Jeudi, les médias iraniens ont rapporté que le parlement du pays cherchait à adopter une loi visant à percevoir des péages pour les navires transitant par le passage pétrolier le plus important au monde.
Les agences de presse Tasnim et Fars, citant le président de la commission des affaires civiles du Parlement, indiquent qu’un projet de loi a été préparé et sera bientôt finalisé par l’équipe juridique de l’Assemblée consultative islamique.
« Selon ce plan, l’Iran doit percevoir des taxes pour assurer la sécurité des navires transitant par le détroit d’Ormuz », aurait déclaré un responsable.
« C’est tout à fait naturel. Comme dans d’autres corridors, lorsque les marchandises traversent un pays, des droits sont payés. Le détroit d’Ormuz est aussi un corridor. Nous assurons sa sécurité et il est naturel que les navires et les pétroliers nous paient des droits », a-t-il ajouté.

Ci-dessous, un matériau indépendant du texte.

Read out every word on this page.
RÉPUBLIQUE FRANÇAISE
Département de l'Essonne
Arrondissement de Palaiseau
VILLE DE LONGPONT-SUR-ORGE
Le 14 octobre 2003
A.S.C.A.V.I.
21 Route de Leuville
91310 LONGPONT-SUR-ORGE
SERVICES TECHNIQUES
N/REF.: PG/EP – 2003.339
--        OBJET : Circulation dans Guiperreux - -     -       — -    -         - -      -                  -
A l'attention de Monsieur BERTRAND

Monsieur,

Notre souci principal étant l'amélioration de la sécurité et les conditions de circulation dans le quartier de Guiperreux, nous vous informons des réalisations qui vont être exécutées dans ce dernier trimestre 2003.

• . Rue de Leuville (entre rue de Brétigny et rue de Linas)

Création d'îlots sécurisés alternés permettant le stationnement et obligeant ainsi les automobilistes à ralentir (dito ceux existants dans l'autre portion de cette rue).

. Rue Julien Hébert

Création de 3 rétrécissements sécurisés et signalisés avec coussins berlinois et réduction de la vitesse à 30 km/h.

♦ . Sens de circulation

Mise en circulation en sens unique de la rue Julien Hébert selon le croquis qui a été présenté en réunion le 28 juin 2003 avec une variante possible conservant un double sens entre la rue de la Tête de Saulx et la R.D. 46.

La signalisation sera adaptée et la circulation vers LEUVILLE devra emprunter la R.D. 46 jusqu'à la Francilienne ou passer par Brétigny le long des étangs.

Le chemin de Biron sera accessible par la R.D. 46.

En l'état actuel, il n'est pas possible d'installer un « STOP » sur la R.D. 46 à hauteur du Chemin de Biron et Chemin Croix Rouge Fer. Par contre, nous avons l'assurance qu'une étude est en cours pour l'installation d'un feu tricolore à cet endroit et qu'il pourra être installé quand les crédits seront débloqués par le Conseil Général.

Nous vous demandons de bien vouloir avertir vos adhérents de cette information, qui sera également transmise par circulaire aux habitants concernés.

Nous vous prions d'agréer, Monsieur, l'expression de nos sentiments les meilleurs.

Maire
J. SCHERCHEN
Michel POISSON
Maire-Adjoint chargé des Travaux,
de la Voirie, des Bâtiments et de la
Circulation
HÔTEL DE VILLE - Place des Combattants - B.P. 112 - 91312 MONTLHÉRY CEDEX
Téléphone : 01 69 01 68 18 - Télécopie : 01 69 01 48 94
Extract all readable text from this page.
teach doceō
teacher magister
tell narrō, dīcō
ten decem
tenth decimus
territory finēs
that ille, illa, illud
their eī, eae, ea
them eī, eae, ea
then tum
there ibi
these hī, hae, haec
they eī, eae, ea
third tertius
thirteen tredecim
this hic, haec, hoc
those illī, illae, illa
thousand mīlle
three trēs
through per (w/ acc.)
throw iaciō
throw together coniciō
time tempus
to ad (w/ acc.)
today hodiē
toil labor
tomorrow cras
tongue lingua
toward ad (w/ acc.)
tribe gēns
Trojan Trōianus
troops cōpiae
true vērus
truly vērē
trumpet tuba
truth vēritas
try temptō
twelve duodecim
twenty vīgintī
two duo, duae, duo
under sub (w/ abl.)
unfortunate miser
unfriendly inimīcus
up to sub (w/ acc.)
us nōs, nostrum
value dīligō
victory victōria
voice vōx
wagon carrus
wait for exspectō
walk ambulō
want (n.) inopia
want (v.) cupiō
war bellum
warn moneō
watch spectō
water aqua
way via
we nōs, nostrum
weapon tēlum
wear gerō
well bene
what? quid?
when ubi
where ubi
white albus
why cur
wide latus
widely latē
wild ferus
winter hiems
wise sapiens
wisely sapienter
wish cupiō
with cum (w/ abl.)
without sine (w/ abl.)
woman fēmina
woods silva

Mais même sans ce cadre juridique national, le Corps des Gardiens de la révolution islamique (CGRI) iranien a déjà imposé un système de « péage » pour contrôler le trafic maritime à travers le détroit, a rapporté mercredi le journal maritime Lloyd’s List.
Alors, quel est le système de péage ? Comment ça marche ? Est-ce légal ?
Voici ce que nous savons :
Pourquoi l’Iran a-t-il pris la décision d’imposer des péages ?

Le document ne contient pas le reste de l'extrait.